We offer our clients high quality civil legal services to address the legal problems that affect their daily survival and most basic needs. These services range from simple legal information and advice to vigorous and thorough representation in all of New Hampshire's courts and before many of the local, state and federal agencies which play large roles in their lives. In providing legal services to the poor, NHLA helps balance the scales of justice for all citizens.
NHLA does not discriminate on the basis of race, color, national origin, religion, sex, disability, age, sexual orientation, and gender identity, in the delivery of services.
Origins. NHLA was created in 1971 through the merger of two smaller programs, Southern New Hampshire Legal Services and Tri-County Legal Services, which served the North Country. Since our founding NHLA has continuously enjoyed the steadfast support of the New Hampshire Bar Association and the New Hampshire judiciary.
Funding Resilience. In 1996, federal funding was drastically reduced and restrictions were added that would have barred NHLA from undertaking legislative advocacy and large-scale litigation.

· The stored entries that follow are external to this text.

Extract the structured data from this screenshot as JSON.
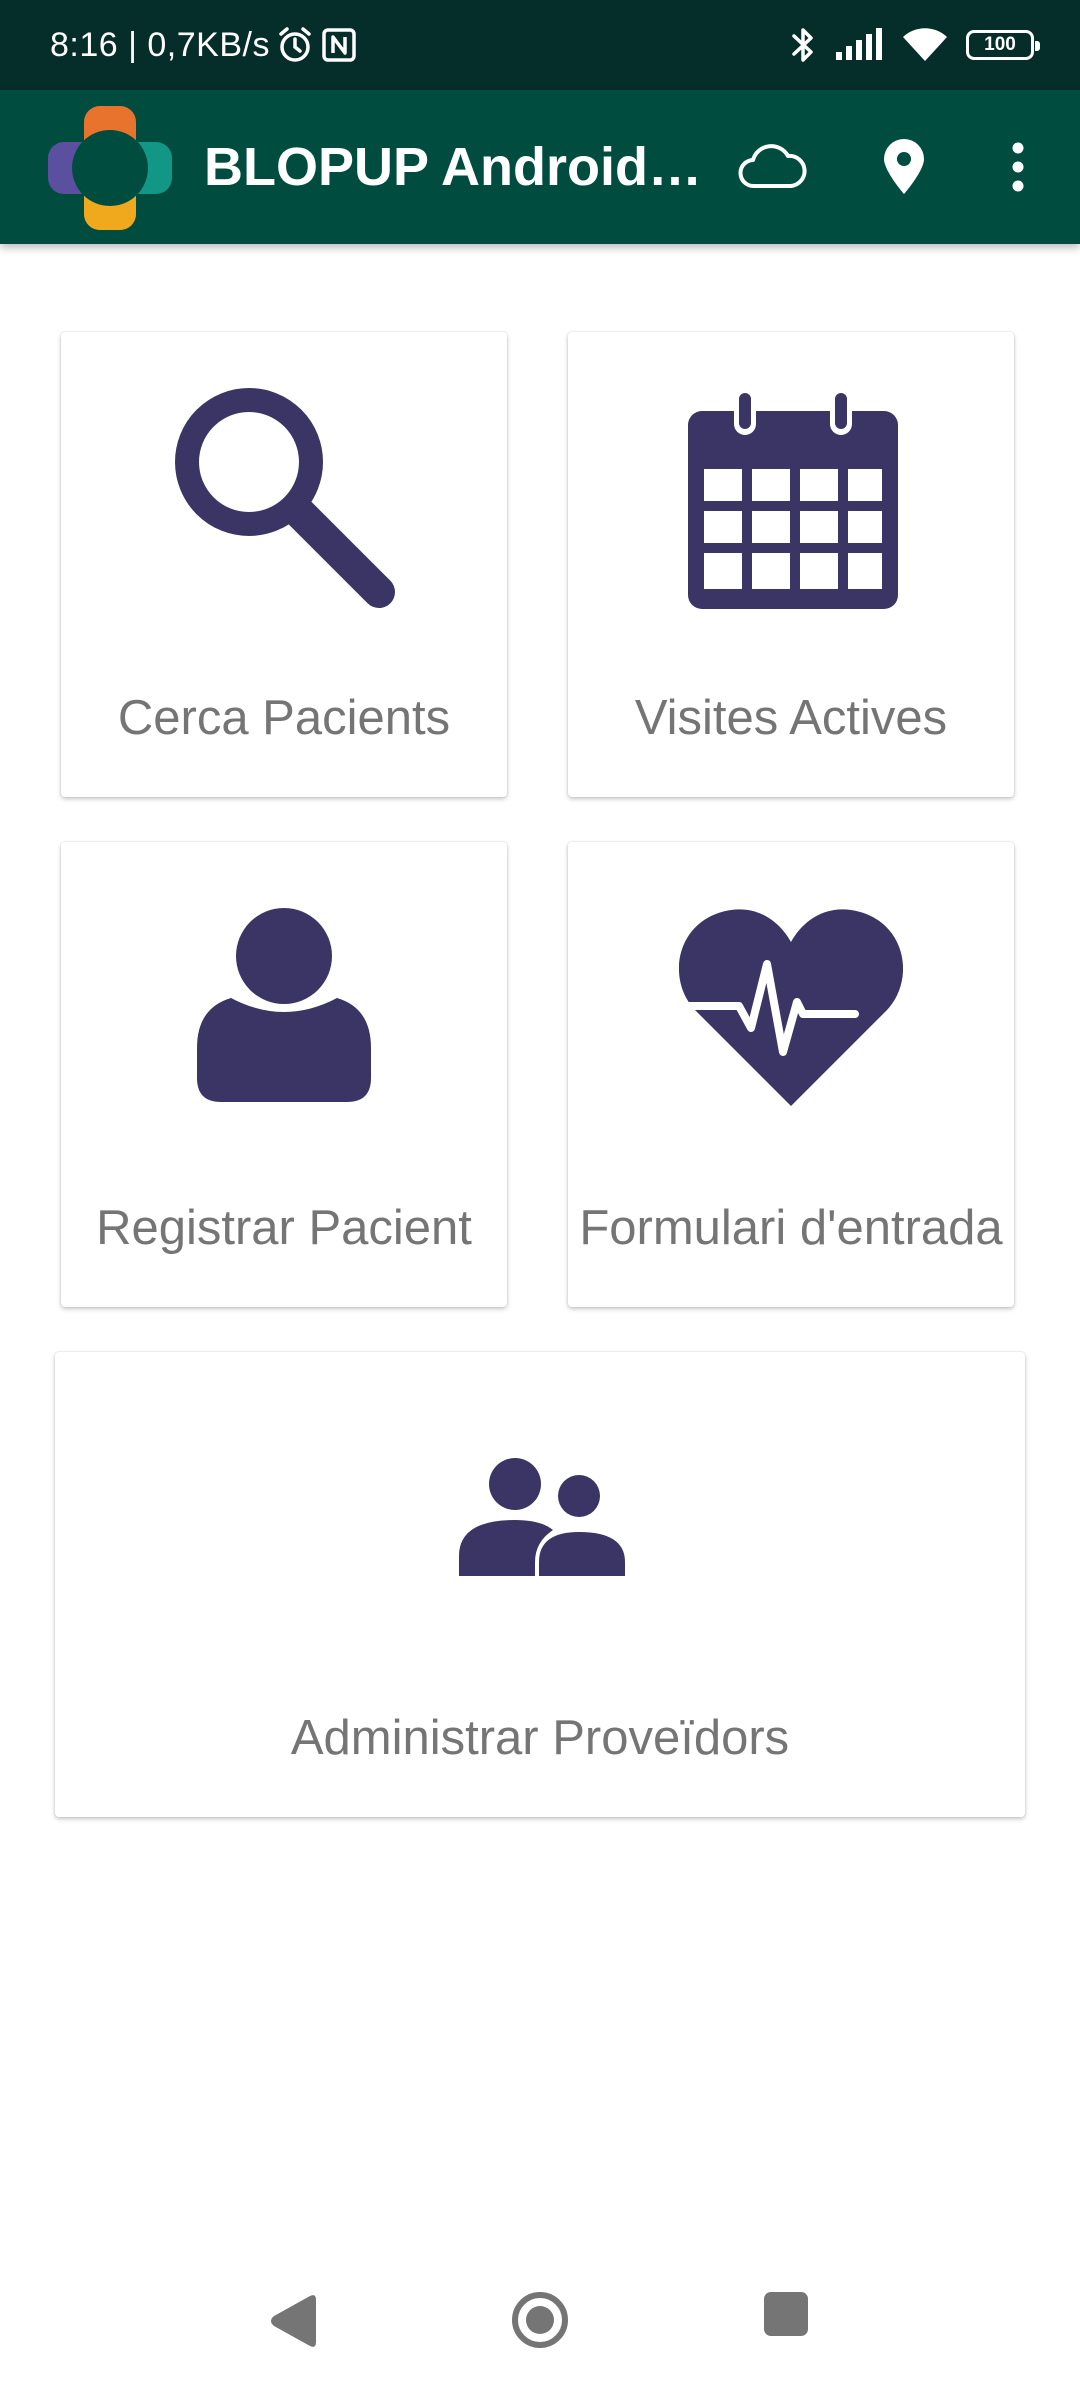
{
  "status_bar": {
    "time_speed": "8:16 | 0,7KB/s",
    "battery": "100"
  },
  "app_bar": {
    "title": "BLOPUP Android…"
  },
  "cards": [
    {
      "label": "Cerca Pacients",
      "icon": "search-icon"
    },
    {
      "label": "Visites Actives",
      "icon": "calendar-icon"
    },
    {
      "label": "Registrar Pacient",
      "icon": "person-icon"
    },
    {
      "label": "Formulari d'entrada",
      "icon": "heart-pulse-icon"
    },
    {
      "label": "Administrar Proveïdors",
      "icon": "group-icon"
    }
  ],
  "colors": {
    "status_bar": "#052d29",
    "app_bar": "#004d40",
    "icon": "#3a3564",
    "label": "#757575",
    "nav": "#757575"
  }
}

NHLA did not accept these funds, equivalent to half of its budget, but instead helped create the Legal Advice & Referral Center (LARC) to use the remaining funds within the new restrictions. Though two of NHLA's five offices closed, within two years NHLA replaced all lost funds with federal grants, first-time state support to re-open a North Country office, and other new funding.
Collaboration. Since 1997, recognizing the importance of coordination with the Pro Bono Program and LARC, the two other major legal services providers in the state, NHLA has been engaged in a joint comprehensive statewide planning process. In 2000, NHLA integrated its Board with LARC's Board. The Boards meet together, share officers and the same committee structure, and function as one policy creating and oversight body to unify the vision and direction of the two agencies.